Methodological strengths and limitations
Strengths
- Large, population-based cohort covering a diverse, contemporary AYA population in California.
- Linkage of registry and statewide administrative data allowed detection of metastatic disease events outside of initial registry capture.
- Use of cumulative incidence metrics that account for competing risks (death) provided clinically meaningful absolute risk estimates.
Limitations
- Metastatic recurrence was identified using administrative ICD-9/ICD-10 codes and an algorithm requiring events ≥6 months post-diagnosis or metastatic cause of death. Administrative coding can misclassify disease status (both false positives and negatives) and lacks granularity on recurrence site and burden.
- Potential under-ascertainment of recurrences managed entirely in outpatient settings without coded hospital encounters.
- The cohort is limited to California; generalizability to other regions with different healthcare systems or population demographics may be limited.
- Limited information on systemic therapies, molecular tumor characteristics (e.g., MSI, HER2, hormone receptor status), surgical details, and participation in clinical trials — all of which influence recurrence risk and survival.
- Follow-up extended through 2020; more recent therapeutic advances (e.g., expanding immunotherapy indications) could alter recurrence patterns and outcomes after 2020.
Research and policy implications
This study underscores important priorities:
- Improving population-level ascertainment of recurrence: cancer registries and health systems should explore standardized, validated methods to capture recurrence and progression, potentially leveraging electronic health records, claims data, and structured clinician reporting.
- Prospective cohorts and trials focused on AYA recurrent disease to identify biological drivers of relapse and resistance and to test therapeutic strategies optimized for younger patients.
- Targeted public health measures to address rising cervical recurrence — evaluating screening, vaccination uptake, and equity of care in younger populations.

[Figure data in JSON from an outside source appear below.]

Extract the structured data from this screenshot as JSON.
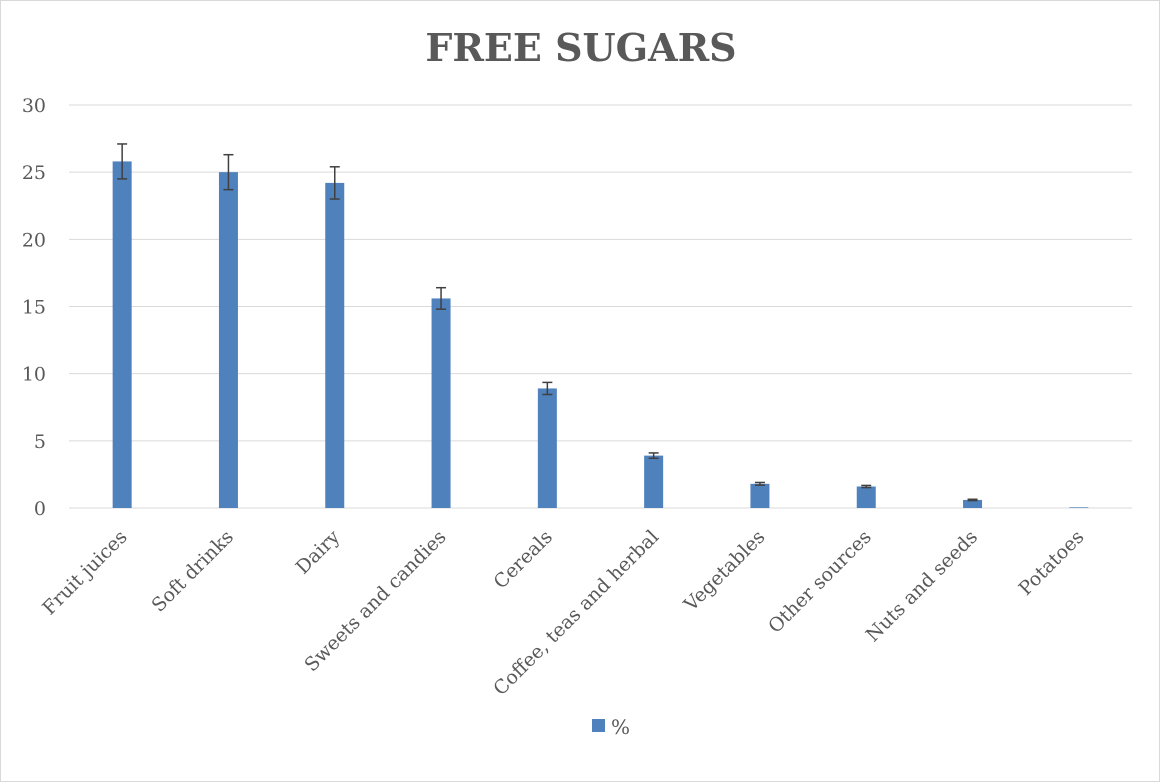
{
  "chart_data": {
    "type": "bar",
    "title": "FREE SUGARS",
    "xlabel": "",
    "ylabel": "",
    "categories": [
      "Fruit juices",
      "Soft drinks",
      "Dairy",
      "Sweets and candies",
      "Cereals",
      "Coffee, teas and herbal",
      "Vegetables",
      "Other  sources",
      "Nuts and seeds",
      "Potatoes"
    ],
    "series": [
      {
        "name": "%",
        "color": "#4f81bd",
        "values": [
          25.8,
          25.0,
          24.2,
          15.6,
          8.9,
          3.9,
          1.8,
          1.6,
          0.6,
          0.05
        ],
        "error": [
          1.3,
          1.3,
          1.2,
          0.8,
          0.45,
          0.2,
          0.1,
          0.08,
          0.05,
          0.0
        ]
      }
    ],
    "ylim": [
      0,
      30
    ],
    "yticks": [
      "0",
      "5",
      "10",
      "15",
      "20",
      "25",
      "30"
    ],
    "grid": true,
    "legend_position": "bottom"
  }
}
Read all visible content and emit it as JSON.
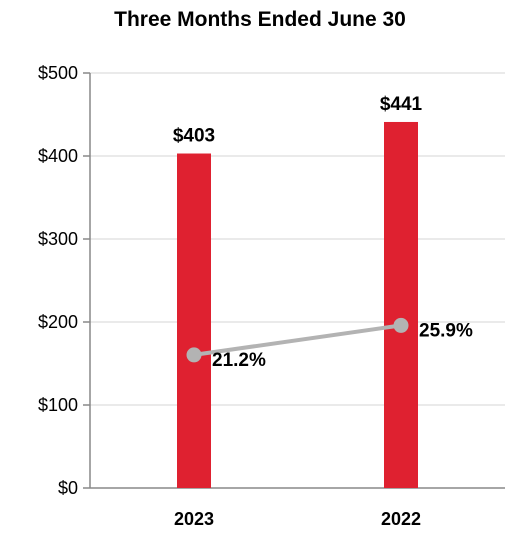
{
  "chart_data": {
    "type": "bar",
    "title": "Three Months Ended June 30",
    "categories": [
      "2023",
      "2022"
    ],
    "ylim": [
      0,
      500
    ],
    "yticks": [
      0,
      100,
      200,
      300,
      400,
      500
    ],
    "ytick_labels": [
      "$0",
      "$100",
      "$200",
      "$300",
      "$400",
      "$500"
    ],
    "grid": true,
    "series": [
      {
        "type": "bar",
        "values": [
          403,
          441
        ],
        "labels": [
          "$403",
          "$441"
        ],
        "color": "#df2130"
      },
      {
        "type": "line",
        "values": [
          21.2,
          25.9
        ],
        "labels": [
          "21.2%",
          "25.9%"
        ],
        "color": "#b3b3b3",
        "unit": "percent"
      }
    ]
  }
}
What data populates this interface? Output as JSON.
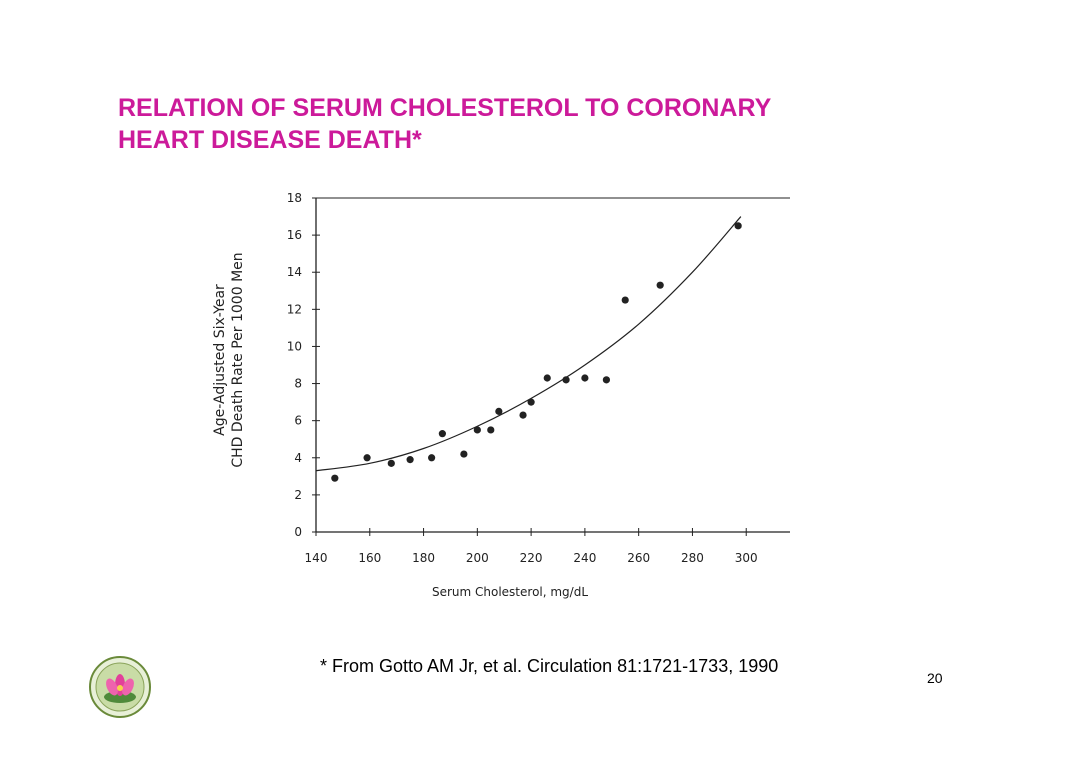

- Development of evidence-based survivorship guidelines that incorporate recurrence risk by tumor type and stage and provide clear pathways for surveillance, psychosocial support, and expedited access to re-treatment.
Conclusion
Brunson and colleagues provide critical population-level evidence that metastatic recurrence is a major contributor to the overall metastatic disease burden among AYAs, with nearly one in ten patients experiencing relapse after an initially nonmetastatic diagnosis. Recurrence risks are high for sarcoma and colorectal cancer and for stage III disease across multiple histologies. Worse survival after recurrence compared with de novo metastatic presentation for most tumor types highlights the urgent need for better prevention, early detection, and treatment strategies tailored to relapsed disease in AYAs. Improving recurrence surveillance in registries and conducting translational research into the biology of AYA relapse are priorities to reduce the personal and public-health impact of these findings.
Funding and trial registration
Refer to the original publication for funding and trial registration information: Brunson A, Wun T, Abrahão R, et al. Metastatic Recurrence Among Adolescents and Young Adults With Cancer. JAMA Oncol. 2025 Nov 26. doi:10.1001/jamaoncol.2025.4971. PMID: 41296369.
Selected reference
Brunson A, Wun T, Abrahão R, Quesenberry CP, Chubak J, Ruddy KJ, Chao CR, Hahn EE, Sauder CAM, Nichols HB, Kushi LH, Keegan THM. Metastatic Recurrence Among Adolescents and Young Adults With Cancer. JAMA Oncol. 2025 Nov 26. doi: 10.1001/jamaoncol.2025.4971. Epub ahead of print. PMID: 41296369.